Pediatricians say Alabama transgender bill could outlaw circumcision

A controversial bill that would ban some hormonal and surgical treatments for transgender youth could also inadvertently ban routine infant circumcision, according to the Alabama Chapter of the American Academy of Pediatrics.

Linda Lee, the department’s executive director, said members had early concerns about language related to “removing healthy or non-diseased body parts or tissues” among a list of prohibited treatments. Violation of that section is a felony. Lee said the bill had been amended, but not enough to clarify the prescriptions for doctors who perform circumcision to remove the foreskin from the penis.

“We don’t think it solves the confusing language problem,” said Lee. “We know the intention was not to include circumcision, but we are skeptical that the amendment has resolved the semantics issue.”

Chapter officials drafted an amendment to the bill, but it was not passed, Lee said. The American Academy of Pediatrics opposes bills to regulate medical care for transgender youth. In March, Academy President Dr. Lee Savio Beers made a statement on this matter.

“Several state lawmakers have introduced bills banning gender-affirming care for gender-diverse and transgender youth and forbidding transgender youth from participating in sports teams based on their gender identity,” Beers said. ‘These bills are dangerous. If not disputed, there will be transgender teens in certain zip codes who do not have access to basic medical care, and pediatricians in certain zip codes who are criminalized for providing medical care. “

The list of treatments that would be illegal in Alabama falls under a section that would ban them if they are carried out to “ change the minor’s appearance or confirm the minor’s perception of his or her gender. ” Circumcisions are usually performed by doctors within the first 10 days of birth and can take place in the nursery of the hospital or in the doctor’s office. The procedure changes the appearance of a child’s genitals, but it is widely practiced in the United States.

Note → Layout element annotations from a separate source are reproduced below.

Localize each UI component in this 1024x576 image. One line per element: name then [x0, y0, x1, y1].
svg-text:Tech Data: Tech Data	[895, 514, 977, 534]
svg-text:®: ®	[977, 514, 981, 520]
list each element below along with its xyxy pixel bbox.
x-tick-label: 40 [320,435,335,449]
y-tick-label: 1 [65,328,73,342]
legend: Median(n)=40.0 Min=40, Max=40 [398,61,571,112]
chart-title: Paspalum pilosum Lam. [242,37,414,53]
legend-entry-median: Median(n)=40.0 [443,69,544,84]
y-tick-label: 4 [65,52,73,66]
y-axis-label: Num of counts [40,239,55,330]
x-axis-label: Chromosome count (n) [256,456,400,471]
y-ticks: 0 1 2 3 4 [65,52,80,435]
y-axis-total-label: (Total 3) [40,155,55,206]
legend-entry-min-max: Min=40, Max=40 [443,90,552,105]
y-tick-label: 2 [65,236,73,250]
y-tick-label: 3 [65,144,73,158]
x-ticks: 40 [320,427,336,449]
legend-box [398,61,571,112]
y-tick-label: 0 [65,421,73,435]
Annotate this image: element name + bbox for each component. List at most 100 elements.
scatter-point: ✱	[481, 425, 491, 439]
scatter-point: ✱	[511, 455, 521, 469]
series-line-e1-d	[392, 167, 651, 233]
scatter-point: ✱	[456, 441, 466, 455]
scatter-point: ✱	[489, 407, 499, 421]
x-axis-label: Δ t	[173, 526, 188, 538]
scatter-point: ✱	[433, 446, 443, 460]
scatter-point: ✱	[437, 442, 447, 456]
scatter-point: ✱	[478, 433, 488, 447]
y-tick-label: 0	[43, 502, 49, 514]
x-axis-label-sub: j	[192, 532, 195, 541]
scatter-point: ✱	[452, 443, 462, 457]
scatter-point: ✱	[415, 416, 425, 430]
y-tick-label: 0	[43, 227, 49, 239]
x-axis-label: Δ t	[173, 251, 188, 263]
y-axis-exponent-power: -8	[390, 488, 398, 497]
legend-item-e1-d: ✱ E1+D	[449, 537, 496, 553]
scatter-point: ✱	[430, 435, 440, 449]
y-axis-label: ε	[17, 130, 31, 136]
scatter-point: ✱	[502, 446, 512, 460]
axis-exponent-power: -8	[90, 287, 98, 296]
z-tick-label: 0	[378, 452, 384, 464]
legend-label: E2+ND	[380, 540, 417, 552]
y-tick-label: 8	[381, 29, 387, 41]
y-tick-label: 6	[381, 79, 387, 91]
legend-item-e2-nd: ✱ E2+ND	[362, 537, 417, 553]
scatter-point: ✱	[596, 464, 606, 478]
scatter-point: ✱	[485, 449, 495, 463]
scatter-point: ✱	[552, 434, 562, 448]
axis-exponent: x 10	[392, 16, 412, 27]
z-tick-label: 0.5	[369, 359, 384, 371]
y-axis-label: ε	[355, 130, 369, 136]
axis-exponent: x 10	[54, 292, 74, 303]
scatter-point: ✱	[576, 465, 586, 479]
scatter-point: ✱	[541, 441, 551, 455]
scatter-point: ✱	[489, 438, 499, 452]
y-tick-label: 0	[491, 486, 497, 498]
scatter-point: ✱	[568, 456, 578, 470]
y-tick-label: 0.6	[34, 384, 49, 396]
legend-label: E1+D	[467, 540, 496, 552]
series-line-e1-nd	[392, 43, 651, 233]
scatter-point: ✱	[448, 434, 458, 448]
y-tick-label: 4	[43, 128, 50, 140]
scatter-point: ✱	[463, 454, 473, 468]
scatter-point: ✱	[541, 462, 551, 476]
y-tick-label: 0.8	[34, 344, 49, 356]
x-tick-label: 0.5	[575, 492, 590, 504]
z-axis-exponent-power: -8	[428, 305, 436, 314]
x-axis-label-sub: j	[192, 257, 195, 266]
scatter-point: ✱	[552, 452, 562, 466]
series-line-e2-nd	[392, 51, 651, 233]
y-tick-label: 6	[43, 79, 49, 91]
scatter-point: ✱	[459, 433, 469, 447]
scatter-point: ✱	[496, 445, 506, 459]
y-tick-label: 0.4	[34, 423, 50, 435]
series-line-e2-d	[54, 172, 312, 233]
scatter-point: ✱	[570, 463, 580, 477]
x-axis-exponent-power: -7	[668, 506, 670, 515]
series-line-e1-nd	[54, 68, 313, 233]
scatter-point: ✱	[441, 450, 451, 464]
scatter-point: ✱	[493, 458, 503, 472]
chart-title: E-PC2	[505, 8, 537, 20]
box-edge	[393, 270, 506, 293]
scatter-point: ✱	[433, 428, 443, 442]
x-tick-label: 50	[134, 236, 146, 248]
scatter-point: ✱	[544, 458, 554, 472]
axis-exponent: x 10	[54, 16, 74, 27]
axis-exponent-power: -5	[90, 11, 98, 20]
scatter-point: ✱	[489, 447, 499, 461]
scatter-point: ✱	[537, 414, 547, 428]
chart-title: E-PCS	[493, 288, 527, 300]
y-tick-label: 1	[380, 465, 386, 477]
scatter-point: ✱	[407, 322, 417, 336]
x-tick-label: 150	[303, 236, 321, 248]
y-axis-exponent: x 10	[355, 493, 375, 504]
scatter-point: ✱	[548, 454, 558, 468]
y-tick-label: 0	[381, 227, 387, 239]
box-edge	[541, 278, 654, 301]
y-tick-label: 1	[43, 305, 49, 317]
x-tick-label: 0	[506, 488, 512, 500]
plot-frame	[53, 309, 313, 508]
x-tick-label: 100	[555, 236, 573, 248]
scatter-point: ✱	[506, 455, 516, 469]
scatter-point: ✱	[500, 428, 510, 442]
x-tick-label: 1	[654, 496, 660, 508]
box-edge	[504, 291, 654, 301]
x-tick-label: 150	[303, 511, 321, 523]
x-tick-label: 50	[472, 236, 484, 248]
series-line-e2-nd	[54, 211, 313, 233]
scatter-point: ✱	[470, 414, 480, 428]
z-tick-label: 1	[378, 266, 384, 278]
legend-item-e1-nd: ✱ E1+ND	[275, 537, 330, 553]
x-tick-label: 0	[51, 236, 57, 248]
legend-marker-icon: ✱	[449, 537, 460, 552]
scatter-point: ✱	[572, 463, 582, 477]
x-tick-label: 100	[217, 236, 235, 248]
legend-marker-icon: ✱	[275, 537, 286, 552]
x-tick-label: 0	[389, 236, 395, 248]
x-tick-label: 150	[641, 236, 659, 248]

Senator Shay Shelnutt, R-Trussville, the author of the Transgender Treatment Act, could not be reached for comment. The bill has passed through the senate and has been approved by a health committee. It remains on the program in the waning days of the legislative session, which ends on May 17.

“This error is predictable when lawmakers try to practice medicine,” said Dr. Pippa Abston, a pediatrician in northern Alabama.

The American Academy of Pediatrics said the benefits of circumcision outweigh the risks. Some communities routinely circumcise young boys for religious or cultural reasons.

Rabbi Yossi Friedman, executive director of Chabad, Alabama, said bris is one of the oldest Jewish traditions. The religious ceremony celebrates new life and takes place when a child is circumcised on the eighth day after birth. Religious circumcisions are similar to medical ones, but are performed by trained Jewish practitioners.

Friedman said that if the law were passed and interpreted as involving circumcision, it would likely be challenged as an encroachment on religious freedom.

“What would happen if this law were passed?” Friedman said. ‘I’m going to jail. That’s what’s going to happen. Because I’m not going to stop practicing my Judaism. “

Friedman said people who support the law should consider its possible unintended consequences, including those that would prevent parents from raising children within the traditions of their faith.

“The very people who support this bill in most cases would be very reluctant to come over and ask the government what we should do as parents and how we should raise our children,” Friedman said.

Friedman said people concerned about the medical treatment of transgender youth should find other ways to deal with them outside of the legal system.

“Every time a law is passed, every time the government takes a step, there are unintended consequences,” Friedman said.